1. I'm a stat junky and I keep a lot of useless data on spreadsheets. I noticed that 3 of my 5 favorite cubes (puzl's) I had an unexpected slant on PLL draws. I am getting 4 times more G1 (2x1 on BR) than G3 (2x1 on RF). Obviously this can't be explained by standard deviation as I have more than 1000 solves logged. I was wondering if something else could happen. Is it possible that the cubies are different and/or so-called random scrambles and corresponding random solves are not that random after all? Just think of it: all G's are supposed to have to the same chance of happening, assuming random scrambles and solves. But if cubies are different, not enough to notice during balancing tension but to the point that hands and fingers would prefer one rotation over another? How about the way they mold and assemble cubes? Edge cubies are not position agnostics: typically one inside face is walled the other one hollow for the tool to get out. Corners are not either: one of the 3 inside sides is glued in. Springs tend to have one end stuck in, the other sliding on the plastic. Cubes are not symmetrical. Could this affect the distribution of PLL's ??? After a not so random problem I would opt for the least difficult path to resolution of Fridrich F2L (in my case) and 2 look PLL, more often the same than laws of stats would dictate, which means that my average is not representative of random solves but skewed by the manufacturing discrepancies??? Is this at all possible???

2. You all have heard of the big bang. Think of the number of seconds elapsed from the big bang to now. Now multiply that by about 100 times (roughly) and you get the number of different combinations you can get with a 3^3 (3x3x3). OK - kind of. I'am already having a hard time to visualize that as it takes 2 generations of stars to produce the iron concentration of our solar system, a billion years to get to the first cellular life, another billion to get to multi cellular life, another one to get to multicellular life with different cell structure (carrots, rabbits) and another one to get to "some" level of conscience. Assuming that mankind will disappear in 10 million years (average lifespan of a species) and knowing that to date the 3^3 is the most sold toy on earth, under our capitalistic economic era, what percentage of the total set of combinations do you think will ever be tried? Solved?

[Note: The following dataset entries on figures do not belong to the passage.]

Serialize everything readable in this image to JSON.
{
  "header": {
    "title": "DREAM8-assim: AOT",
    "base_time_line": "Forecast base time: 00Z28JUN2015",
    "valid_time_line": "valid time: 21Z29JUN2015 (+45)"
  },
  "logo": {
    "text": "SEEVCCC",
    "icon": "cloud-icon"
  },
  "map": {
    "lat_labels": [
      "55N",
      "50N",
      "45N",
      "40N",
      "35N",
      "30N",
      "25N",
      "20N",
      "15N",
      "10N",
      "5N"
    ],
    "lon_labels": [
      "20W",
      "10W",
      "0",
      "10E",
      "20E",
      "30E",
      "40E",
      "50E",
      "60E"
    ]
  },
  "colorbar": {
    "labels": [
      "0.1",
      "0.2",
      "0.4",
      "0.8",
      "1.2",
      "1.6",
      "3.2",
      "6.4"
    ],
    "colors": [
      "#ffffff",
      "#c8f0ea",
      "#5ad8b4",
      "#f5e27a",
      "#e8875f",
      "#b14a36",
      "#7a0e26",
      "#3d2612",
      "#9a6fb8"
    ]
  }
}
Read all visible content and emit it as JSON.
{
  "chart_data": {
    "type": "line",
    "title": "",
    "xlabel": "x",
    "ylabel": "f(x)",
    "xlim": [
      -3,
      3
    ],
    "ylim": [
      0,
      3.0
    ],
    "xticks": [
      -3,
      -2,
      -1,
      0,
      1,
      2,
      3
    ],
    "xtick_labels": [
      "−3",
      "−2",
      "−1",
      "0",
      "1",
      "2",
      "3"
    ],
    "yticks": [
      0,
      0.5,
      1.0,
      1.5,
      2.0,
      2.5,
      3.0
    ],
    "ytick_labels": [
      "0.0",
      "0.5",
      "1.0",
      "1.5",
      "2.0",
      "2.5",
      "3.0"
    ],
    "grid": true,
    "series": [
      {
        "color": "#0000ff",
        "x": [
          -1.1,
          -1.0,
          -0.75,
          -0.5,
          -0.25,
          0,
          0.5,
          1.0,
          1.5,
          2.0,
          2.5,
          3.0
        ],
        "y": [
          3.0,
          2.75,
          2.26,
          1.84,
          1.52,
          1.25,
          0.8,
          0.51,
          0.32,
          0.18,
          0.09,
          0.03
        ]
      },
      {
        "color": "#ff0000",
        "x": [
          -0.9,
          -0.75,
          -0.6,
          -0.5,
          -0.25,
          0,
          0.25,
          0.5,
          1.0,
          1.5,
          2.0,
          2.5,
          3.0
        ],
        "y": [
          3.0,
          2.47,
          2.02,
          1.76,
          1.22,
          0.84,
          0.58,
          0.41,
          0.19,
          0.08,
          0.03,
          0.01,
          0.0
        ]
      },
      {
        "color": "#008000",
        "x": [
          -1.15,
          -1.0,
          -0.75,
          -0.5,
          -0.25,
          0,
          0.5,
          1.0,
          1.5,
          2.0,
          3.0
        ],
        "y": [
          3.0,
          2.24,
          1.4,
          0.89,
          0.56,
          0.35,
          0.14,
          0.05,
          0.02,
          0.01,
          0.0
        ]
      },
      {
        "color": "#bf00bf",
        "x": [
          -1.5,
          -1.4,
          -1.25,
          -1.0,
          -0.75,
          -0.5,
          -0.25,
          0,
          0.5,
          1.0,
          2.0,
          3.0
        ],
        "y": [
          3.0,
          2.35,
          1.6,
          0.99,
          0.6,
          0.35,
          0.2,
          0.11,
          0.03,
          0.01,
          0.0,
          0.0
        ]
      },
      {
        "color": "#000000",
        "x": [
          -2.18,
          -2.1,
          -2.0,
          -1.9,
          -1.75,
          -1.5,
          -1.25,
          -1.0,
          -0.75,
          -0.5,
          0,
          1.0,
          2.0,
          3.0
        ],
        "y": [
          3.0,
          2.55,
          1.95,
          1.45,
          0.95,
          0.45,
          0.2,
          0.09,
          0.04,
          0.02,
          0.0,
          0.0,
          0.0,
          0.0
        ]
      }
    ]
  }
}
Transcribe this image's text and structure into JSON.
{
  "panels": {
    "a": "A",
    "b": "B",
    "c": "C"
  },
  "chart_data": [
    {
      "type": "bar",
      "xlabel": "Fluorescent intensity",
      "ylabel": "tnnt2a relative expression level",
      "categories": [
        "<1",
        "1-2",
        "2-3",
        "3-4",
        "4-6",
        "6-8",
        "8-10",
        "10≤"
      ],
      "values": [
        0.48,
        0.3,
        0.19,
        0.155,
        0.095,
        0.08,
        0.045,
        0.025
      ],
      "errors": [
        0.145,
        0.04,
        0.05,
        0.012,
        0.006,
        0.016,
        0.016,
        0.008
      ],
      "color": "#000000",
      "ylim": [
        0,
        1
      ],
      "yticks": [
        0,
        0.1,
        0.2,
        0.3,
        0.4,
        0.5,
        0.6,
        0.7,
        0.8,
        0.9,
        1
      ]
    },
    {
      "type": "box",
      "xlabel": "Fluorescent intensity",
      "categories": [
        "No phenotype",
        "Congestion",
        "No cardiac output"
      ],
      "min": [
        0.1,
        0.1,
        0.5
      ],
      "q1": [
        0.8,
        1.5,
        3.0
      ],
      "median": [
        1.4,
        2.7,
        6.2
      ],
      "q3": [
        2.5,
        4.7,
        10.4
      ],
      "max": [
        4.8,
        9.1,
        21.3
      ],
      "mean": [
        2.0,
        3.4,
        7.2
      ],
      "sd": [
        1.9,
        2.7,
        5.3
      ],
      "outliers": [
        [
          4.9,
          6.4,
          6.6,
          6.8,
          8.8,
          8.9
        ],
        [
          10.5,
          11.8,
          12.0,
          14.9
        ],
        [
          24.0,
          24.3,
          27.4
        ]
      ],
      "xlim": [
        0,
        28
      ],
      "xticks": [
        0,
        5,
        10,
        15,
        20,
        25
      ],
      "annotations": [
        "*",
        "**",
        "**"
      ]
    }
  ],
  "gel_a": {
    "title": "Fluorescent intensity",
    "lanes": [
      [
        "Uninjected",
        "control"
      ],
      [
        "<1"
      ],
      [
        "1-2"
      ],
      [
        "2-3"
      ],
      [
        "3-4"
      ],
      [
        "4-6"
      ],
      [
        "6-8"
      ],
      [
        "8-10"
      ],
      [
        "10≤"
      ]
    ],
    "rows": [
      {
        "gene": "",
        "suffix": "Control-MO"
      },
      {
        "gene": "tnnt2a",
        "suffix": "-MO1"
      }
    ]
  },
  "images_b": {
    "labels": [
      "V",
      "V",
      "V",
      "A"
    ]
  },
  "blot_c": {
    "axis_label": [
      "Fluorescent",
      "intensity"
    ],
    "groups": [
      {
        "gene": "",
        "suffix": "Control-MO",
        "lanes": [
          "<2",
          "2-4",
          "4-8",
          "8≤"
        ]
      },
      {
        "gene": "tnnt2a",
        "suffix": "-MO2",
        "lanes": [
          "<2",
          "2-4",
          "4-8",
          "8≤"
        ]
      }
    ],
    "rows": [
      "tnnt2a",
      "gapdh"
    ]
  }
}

3. I am always puzzled by the bright minds who conceived the cubes. Dismantling my first 3^3 was a brain stretching experience. But then a brutal thought came to me. It was during a long night of insomnia, following several other ones like it. Imagine a 4^3 (4x4x4). It is a conceptual cube made of 64 cubies. Except that you only see 56 of them. What you don't see are the 8 internal cubies. And you never see them. AH AH! Isn't that what they use to make the 2^3??? If not what do they do with them??? The same happens with 3^3, coming from the 5^3. Assuming I am right, a few questions come to mind: how come they don't sell as many 5^3 than 3^3? The laws of supply and demand should bring this to equilibrium: as less people are ready to try the 5^3 than the 3^3, 5^3 should be cheaper, unless there is a bigger scheme, longer term, not yet surfaced... Are they recycling 5^3 cubies into smaller 3^3's??? (I know, the idea makes me sick too). And then what do they do with the 1's (1x1x1) left from the 3^3's? Are those the dice you find in Monopoly? But then this would mean that cubes are much older, as old as Monopoly. Am I missing something???

As I fish for answers I realize that this might be the start for more questions... I'm going to bed now, to keep my eyes open.


----------



## qqwref (Apr 1, 2009)

1) I don't think it's possible, if you're not looking ahead to PLL. Must be a statistical anomaly, like this one time I called 10ish coin flips in a row *all wrong*, or the time I got first place in a housing lottery out of 600 people and soon after drew five random cards out of a deck (for another housing lottery) and got a full house. Both are on the order of a thousand to one and I only did it once. Oh yeah, and this one time I tried a gambling thing which was supposed to have a 50-50 chance, and won 4 out of the first 27 bets (I stopped there).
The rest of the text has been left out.